AO: Por que seu trabalho agora se volta mais sobre as crianças?

Prof.Ângelo Machado: A minha tese principal é a de que as pessoas conservam a Natureza por duas razões apenas: por amor ou por temor. Por amor quer dizer, a pessoa gosta, acha bonita, não quer saber por que; só gosta. Por temor são aqueles que já ouviram falar no desequilíbrio ecológico, que têm medo de cortar mata, das enchentes, o rio assorear, têm medo do efeito estufa, da poluição e, é lógico, tem-se que ter medo mesmo, pois a Natureza, quando agredida, ela revida. Acho o mais importante ensinar a criança a gostar e não pôr na cabeça da criança catástrofes ecológicas. Devagarzinho a gente vai dando conceitos de ecologia para mostrar que precisamos conservar. E é difícil se ensinar a gostar, quando não se conhece a Natureza, àquelas pessoas que vivem isoladas dentro de cidades e que formam idéias distorcidas, ficam muito ignorantes quanto à fauna, à flora. Têm apenas informações sobre a Natureza de ensinos de ciência, de bichos que têm veneno, que provocam doenças, ou em filmes de ficção em que os bichos ficam monstruosos, toda a tradição do medo da floresta imposto nas «belas» histórias infantis do tipo «chapeuzinho vermelho». Então a criança faz uma história muito negativa da Natureza, porque ela não tem contato direto com ela.

Outro aspecto que tenho analisado é a idéia que as crianças têm, porque vivem num ambiente degradado da Cidade e não têm contato com a Natureza conservada e o aspecto «normal» é a degradação. É o caso da criança que me perguntou «Por que os rios são sujos», achando que na Natureza todos os rios são sujos, porque o único rio que ela conhecia era o de Belo Horizonte, que é um esgoto. E ela conhecia da televisão o personagem "Sujismundo" que entrava num rio e, quando saía, estava doente; e a Companhia de Águas e Esgotos dizia quanto gastava para limpar o rio. Minha proposta de educação ambiental para uma criança como esta é dar-lhe um banho de cachoeira, como num rio da Serra do Cipó. Ela vai descobrir que um rio é limpo. Motivado nesta história publiquei agora meu livro «O MENINO E O RIO», que é a história de uma criança que procura o professor, coincidentemente careca, perguntando-lhe por que os rios são sujos. E o prof. responde que ainda existe um rio limpo no mundo. E o menino pergunta: - « E onde fica?» - «Não sei, procure» - Responde o professor. E o livro é o menino andando pelo mundo à procura de um rio limpo que, no final, encontra. O livro dá minha idéia básica, ou seja, que a sala de aula, a educação ambiental, tem que ter motivadora de atividades lá na Natureza e, mais importante, que a criança deve ter contato com a Natureza desdegradada e equilibrada e é deste contraste que vai surgir a idéia de que se precisa limpar e corrigir. No livro o encontro é o contraste entre o rio sujo e o rio limpo que levam o menino a voltar à cidade e fazer uma campanha mundial para limpar os rios. Neste sentido, de ensinar a gostar, o ornitólogo tem um elemento fundamental para um passarinho, que naturalmente as pessoas gostam dele. No caso do medo da floresta, a solução está na própria história do «chapeuzinho vermelho», quando a criança vai andando no caminho da floresta, ela vai vendo passarinhos e vai vendo borboletas; então você tem a chance de organizar programas para levar crianças para mostrar passarinhos lá.
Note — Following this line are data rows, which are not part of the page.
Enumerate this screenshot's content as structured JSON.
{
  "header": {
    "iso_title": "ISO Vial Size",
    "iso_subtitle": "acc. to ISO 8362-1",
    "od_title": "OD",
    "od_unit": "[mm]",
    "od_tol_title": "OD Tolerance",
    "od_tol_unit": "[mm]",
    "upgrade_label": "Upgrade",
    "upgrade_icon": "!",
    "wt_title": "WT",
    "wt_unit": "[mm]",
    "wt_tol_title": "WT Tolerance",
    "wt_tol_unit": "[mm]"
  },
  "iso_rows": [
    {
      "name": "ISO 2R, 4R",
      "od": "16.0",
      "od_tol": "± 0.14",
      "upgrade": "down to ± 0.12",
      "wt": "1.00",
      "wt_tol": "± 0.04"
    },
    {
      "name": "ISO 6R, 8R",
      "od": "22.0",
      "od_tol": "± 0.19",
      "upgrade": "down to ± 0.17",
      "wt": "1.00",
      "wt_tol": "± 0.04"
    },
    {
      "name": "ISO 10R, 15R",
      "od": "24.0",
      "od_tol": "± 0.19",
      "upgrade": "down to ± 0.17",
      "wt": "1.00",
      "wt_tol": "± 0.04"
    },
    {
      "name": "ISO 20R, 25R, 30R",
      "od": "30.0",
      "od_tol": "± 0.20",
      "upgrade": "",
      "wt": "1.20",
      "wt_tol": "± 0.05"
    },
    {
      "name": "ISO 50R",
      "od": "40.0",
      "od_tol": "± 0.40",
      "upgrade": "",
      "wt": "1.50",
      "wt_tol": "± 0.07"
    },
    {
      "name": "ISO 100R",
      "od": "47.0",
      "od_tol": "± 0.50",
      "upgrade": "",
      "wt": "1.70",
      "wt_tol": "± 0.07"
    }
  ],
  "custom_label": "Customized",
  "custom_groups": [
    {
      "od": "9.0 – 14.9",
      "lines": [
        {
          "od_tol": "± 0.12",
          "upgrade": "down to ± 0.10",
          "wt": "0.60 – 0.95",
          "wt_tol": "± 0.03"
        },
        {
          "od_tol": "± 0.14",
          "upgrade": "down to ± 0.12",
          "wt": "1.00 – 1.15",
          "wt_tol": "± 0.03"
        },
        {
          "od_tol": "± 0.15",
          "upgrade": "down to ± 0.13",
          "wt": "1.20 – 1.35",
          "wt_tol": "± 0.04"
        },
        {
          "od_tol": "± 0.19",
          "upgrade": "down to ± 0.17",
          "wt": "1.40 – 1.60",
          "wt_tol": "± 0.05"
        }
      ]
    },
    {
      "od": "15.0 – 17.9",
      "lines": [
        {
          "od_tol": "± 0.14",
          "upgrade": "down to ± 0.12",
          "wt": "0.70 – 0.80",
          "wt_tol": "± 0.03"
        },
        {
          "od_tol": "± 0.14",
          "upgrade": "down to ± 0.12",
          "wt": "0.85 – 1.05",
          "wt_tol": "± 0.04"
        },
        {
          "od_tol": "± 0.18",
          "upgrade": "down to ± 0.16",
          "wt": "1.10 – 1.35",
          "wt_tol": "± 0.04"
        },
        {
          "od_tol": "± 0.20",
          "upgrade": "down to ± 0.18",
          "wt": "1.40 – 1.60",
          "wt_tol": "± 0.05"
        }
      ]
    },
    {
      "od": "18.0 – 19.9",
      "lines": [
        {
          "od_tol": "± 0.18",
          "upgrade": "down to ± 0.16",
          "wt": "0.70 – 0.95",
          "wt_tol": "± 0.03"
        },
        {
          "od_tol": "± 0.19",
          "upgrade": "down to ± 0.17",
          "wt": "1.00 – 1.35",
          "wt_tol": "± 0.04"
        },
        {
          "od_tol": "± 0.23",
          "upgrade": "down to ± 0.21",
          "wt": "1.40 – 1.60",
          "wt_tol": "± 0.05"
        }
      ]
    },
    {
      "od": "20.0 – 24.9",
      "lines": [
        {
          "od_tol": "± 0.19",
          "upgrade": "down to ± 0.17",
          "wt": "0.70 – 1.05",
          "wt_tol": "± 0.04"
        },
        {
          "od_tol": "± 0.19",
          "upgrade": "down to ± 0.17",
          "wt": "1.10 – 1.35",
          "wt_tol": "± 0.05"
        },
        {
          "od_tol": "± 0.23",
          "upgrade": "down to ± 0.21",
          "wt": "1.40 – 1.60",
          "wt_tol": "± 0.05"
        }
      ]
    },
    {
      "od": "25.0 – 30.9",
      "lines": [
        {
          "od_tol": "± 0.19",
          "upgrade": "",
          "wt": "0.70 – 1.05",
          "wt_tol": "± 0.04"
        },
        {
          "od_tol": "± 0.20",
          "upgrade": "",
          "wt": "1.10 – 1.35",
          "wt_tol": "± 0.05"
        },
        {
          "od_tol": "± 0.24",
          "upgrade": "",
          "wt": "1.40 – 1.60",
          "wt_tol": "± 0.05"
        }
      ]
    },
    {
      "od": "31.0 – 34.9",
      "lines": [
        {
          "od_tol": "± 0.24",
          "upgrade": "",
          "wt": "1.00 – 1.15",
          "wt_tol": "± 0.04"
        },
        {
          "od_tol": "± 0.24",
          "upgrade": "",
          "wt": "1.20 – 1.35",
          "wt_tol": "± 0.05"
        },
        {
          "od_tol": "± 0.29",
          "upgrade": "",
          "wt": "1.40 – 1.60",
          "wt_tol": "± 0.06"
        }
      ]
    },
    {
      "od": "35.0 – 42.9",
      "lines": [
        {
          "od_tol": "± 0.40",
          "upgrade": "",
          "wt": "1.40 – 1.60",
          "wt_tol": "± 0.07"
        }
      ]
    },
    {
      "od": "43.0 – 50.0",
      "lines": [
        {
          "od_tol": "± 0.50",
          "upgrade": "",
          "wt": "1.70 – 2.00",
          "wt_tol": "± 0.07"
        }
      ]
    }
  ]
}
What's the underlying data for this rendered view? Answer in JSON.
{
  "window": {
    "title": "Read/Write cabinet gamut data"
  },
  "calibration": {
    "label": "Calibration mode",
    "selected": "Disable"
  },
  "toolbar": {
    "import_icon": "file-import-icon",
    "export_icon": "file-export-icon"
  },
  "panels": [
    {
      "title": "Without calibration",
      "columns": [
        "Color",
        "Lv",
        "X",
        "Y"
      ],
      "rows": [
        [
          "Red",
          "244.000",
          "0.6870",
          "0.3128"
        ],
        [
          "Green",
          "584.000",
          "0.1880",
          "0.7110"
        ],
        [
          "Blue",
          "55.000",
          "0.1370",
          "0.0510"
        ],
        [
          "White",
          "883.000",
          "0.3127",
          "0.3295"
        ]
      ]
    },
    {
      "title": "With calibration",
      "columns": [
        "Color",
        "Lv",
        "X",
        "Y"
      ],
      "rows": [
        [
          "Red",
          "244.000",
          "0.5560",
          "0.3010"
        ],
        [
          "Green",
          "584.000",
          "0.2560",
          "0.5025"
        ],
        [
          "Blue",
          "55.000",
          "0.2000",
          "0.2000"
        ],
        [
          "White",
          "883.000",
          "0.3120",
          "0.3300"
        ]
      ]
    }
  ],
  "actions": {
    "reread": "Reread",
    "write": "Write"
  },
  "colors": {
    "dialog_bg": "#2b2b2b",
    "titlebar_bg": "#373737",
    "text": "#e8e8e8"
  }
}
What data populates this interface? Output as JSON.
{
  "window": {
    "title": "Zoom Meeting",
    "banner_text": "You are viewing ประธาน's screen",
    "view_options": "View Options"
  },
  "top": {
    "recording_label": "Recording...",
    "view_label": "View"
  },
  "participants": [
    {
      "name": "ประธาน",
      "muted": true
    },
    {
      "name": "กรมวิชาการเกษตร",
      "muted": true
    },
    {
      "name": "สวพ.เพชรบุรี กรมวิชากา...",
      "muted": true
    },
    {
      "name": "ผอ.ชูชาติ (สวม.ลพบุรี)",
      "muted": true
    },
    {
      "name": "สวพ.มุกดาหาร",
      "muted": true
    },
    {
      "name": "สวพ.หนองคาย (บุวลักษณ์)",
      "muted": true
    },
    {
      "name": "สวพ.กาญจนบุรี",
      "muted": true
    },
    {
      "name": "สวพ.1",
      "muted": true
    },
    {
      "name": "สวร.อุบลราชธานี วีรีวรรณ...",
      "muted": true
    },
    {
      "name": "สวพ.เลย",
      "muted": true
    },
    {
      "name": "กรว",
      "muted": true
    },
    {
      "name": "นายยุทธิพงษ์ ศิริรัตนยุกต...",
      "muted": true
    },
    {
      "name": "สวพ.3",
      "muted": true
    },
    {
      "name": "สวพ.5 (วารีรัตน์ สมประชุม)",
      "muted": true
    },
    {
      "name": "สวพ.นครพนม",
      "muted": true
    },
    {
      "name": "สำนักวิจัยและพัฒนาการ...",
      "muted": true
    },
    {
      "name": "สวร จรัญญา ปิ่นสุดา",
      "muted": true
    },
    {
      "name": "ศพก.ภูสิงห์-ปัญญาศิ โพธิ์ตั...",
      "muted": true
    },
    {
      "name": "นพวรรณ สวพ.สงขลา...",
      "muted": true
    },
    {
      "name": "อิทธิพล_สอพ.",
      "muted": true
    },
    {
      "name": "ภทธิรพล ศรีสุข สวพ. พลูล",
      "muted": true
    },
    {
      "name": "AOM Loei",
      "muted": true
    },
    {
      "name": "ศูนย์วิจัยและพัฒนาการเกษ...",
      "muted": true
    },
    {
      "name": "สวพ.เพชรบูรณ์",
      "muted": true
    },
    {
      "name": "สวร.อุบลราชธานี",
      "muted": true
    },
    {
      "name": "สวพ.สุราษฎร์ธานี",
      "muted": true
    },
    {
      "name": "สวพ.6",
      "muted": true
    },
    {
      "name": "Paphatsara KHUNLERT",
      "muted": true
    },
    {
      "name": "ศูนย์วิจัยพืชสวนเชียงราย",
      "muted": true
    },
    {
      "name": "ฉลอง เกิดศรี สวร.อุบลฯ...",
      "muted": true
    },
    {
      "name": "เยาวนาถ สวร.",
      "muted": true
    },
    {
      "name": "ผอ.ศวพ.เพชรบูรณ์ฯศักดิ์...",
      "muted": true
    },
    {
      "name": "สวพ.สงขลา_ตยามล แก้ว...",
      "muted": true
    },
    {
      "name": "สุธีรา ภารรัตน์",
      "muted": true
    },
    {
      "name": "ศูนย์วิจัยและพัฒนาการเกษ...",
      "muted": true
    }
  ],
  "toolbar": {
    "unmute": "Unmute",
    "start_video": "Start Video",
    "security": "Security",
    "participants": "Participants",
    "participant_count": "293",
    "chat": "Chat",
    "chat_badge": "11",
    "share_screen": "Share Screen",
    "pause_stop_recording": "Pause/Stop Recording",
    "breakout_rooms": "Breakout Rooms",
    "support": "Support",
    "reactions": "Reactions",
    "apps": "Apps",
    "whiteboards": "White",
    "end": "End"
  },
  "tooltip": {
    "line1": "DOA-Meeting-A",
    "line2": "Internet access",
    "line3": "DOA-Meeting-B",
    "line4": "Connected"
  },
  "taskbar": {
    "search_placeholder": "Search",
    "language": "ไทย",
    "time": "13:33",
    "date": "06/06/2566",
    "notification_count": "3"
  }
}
E os ornitófilos podem fazer isso melhor que qualquer um. E vocês podem começar a mostrar que se pode trocar o alçapão pelo binóculo. A arma mais importante de educação conservacionista vocês têm na observação de aves, que pode ser incutida nas crianças desde pequenas. A ave é fundamental, porque onde está o ambiente equilibrado, conservado, existem muitas aves.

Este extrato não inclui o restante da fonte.